Bigelow, communities work together to protect Maine waterways












Bigelow Laboratory for Ocean Sciences (BLOS) hosted the second science talk of its 2025 Café Sci series July 23 on the East Boothbay campus. Partitions between the forum and two classrooms were removed to provide more seating for the popular talks, sponsored by HM Payson. BLOS President, CEO and senior research scientist Deborah Bronk introduced the Water Health and Humans Initiative: Leveraging Community Partnerships to Protect Maine’s Waterways (video) highlighting the interdisciplinary, place-based approach of scientists Dr. Robin Sleith, a plant scientist, and Dr. Rachel Sipler, an expert in water quality.
Sipler, a senior research scientist, emphasized the importance of healthy waterways to Maine's quality of life. The initiative aims to address water and human health challenges through community partnerships, fostering sustainable and collaborative solutions that consider social, environmental and economic factors. “We want to provide science with and for our communities and put science into action and into the hands of the people who need it and use it most,” she said.
According to Sipler, key pressures impacting Maine's waterways include: 1. warming, the Gulf of Maine is warming at an alarming rate, 99% faster than the global ocean. So Maine's coastlines are experiencing warmth faster than the rest of the state. 2. storm severity, 3. changing land use, pollutants and runoff including nutrient excess from agricultural applications, fertilization of home gardens, petroleum residues from roadways, improperly functioning septic systems, and other sources. 4. harmful algal blooms (HABs), resulting from the excess nutrients running off into water bodies. HABs are concentrations of algae or cyanobacteria that negatively impact human or environmental health, causing beach closures, adverse health conditions and the death of shellfish, fish, marine mammals and seabirds. “Some blooms are so destructive they can kill up to 100 tons of fish per day,” Sipler said. “And globally, HABs are incredibly expensive, costing an estimated $1.2 billion annually, with a quarter of that cost attributed to treating drinking water.”
Sleith’s bio reads, “My focus is on harmful algal blooms in coastal ecosystems, which impact recreation, aquaculture, and more. Using a combination of eDNA tools such as metabarcoding and quantitative PCR, we are testing ecological hypotheses around the boom and bust dynamics underlying these blooms in marine and freshwater ecosystems. Ultimately, we want to understand the factors that promote or impede formation of harmful algal blooms to better forecast and manage these events.” His shared research during the talk underscored the value of eDNA sequencing; collecting and filtering organisms, archiving organisms’ DNA for future science, assessing their toxic potential through genetic analysis, quantification of the organisms in a set ecosystem, microbial source tracking (the ability to determine if the pollution is human-caused or linked to animal waste and/or other agents and DNA barcoding, meaning researchers can identify and quantify relative abundance of organisms).
Further, Sleith is a community connector, demonstrating the natural synergy between scientists and community partners. He has worked with several local land trusts and conservation organizations, the Environmental Protection Agency, Damariscotta Lake Watershed Association, students, and volunteers, translating science into stewardship. “Organizations like Midcoast Conservancy actively educate the public about the findings through events and outreach, and their Youth Observation Corps undertakes practical actions like managing runoff to prevent it from entering the lake directly,” he said. This deep involvement allows community members to have ownership of the scientific findings, ask questions, and even help drive some of the research.

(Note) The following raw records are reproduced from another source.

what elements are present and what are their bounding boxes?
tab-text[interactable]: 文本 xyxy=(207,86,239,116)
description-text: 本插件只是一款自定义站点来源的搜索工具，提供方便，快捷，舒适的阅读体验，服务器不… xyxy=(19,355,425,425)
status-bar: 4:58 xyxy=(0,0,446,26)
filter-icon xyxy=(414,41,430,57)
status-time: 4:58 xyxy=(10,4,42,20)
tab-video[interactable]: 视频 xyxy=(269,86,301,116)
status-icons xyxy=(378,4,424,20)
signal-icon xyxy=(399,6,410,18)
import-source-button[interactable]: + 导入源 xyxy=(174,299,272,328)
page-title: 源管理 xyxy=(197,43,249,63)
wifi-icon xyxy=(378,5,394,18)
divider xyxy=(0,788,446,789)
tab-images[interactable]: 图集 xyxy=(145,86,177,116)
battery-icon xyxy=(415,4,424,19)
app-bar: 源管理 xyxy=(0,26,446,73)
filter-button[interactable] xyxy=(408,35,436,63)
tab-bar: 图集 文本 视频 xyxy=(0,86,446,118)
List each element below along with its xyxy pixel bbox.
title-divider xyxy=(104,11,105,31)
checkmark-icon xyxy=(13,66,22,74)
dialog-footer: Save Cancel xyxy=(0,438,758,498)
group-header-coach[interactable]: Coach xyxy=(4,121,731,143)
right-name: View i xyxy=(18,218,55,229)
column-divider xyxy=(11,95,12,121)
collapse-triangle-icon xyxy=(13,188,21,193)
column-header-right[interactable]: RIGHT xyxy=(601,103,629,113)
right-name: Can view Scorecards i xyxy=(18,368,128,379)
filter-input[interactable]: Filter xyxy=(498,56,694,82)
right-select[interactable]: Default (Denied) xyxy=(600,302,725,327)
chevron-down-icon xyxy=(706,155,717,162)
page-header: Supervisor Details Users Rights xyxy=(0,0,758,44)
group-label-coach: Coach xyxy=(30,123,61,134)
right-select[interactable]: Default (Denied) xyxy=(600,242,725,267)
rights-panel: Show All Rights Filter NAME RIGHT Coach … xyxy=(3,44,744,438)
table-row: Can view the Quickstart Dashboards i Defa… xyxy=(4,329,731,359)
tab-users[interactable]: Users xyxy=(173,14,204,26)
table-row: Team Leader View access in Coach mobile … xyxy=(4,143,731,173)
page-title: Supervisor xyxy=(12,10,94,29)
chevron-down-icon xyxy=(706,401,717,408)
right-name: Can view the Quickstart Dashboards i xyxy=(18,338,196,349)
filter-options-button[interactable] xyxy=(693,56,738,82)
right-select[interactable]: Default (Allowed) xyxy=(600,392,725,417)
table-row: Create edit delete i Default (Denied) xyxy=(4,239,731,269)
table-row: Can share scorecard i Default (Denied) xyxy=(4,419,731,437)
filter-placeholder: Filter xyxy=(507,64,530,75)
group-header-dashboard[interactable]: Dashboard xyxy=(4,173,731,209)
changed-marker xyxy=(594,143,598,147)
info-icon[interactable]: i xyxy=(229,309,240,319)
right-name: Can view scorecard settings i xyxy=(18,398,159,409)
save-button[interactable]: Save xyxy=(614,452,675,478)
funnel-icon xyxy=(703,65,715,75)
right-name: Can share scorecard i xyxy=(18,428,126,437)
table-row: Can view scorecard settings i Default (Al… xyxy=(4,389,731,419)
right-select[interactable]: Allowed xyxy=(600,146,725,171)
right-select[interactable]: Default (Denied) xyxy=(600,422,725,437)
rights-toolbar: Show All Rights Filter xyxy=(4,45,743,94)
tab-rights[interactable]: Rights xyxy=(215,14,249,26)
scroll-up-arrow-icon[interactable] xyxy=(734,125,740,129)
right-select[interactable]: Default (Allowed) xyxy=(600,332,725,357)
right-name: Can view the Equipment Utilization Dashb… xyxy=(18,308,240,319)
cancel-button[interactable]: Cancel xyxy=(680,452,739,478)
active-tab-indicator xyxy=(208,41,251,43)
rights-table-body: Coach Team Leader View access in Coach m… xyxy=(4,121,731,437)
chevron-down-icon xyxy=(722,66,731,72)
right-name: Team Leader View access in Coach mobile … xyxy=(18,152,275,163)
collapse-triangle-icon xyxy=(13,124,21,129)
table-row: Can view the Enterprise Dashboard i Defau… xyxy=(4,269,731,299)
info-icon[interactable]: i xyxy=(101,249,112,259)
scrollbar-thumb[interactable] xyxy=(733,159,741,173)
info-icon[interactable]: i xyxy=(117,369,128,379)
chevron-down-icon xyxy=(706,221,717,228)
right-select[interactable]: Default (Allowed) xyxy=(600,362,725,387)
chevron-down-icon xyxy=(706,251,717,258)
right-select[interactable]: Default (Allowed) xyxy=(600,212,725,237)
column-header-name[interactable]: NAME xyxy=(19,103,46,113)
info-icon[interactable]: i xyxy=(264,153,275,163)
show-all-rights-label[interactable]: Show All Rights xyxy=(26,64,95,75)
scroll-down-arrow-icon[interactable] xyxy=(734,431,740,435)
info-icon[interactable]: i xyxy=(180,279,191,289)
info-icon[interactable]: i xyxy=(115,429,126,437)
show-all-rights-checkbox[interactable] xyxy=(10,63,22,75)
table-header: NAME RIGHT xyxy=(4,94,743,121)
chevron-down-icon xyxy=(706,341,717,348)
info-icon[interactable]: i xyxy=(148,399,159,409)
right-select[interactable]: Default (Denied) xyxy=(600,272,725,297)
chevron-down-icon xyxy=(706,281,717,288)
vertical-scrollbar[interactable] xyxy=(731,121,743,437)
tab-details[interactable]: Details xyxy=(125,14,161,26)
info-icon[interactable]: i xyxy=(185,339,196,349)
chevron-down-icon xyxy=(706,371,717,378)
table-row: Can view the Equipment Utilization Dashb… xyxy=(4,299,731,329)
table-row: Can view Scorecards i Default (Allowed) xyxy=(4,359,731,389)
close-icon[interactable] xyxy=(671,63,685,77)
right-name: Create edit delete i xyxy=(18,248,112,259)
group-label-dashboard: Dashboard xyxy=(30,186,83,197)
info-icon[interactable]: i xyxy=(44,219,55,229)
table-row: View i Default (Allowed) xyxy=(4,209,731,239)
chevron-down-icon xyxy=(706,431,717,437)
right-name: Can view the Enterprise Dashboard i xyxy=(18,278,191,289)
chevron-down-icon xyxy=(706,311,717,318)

The talk reiterates a core theme for Café Sci 2025, that BLOS science happens around the world, and supporters come from around the world, but BLOS wants to emphasize the science and management challenges facing Maine.
“The fact that scientists are working directly with water districts and other groups to be able to give you that (water quality) information is really impactful,” said Sipler. One restoration project she described involves the removal of dams. This effort is a collaboration with the Passamaquoddy Tribe’s Sipayik Environmental Department. Researchers monitor the return and health of fish species in these restored rivers, which provides “crucial information that helps in investing in and prioritizing future restoration efforts to achieve the greatest possible impact as early as possible.”
The talk concluded with an invitation to get involved in understanding the waterways that feed our communities and the management systems that keep Maine’s water, and subsequently Maine’s people, healthy.
July 30, BLOS tackles PFAS (forever chemicals) in Casco Bay, and Aug. 6, the series will conclude with Ocean Epidemiology: Tracking Marine Disease to Protect Fisheries and Ocean Health. The talks begin at 5 p.m., preregistration is required.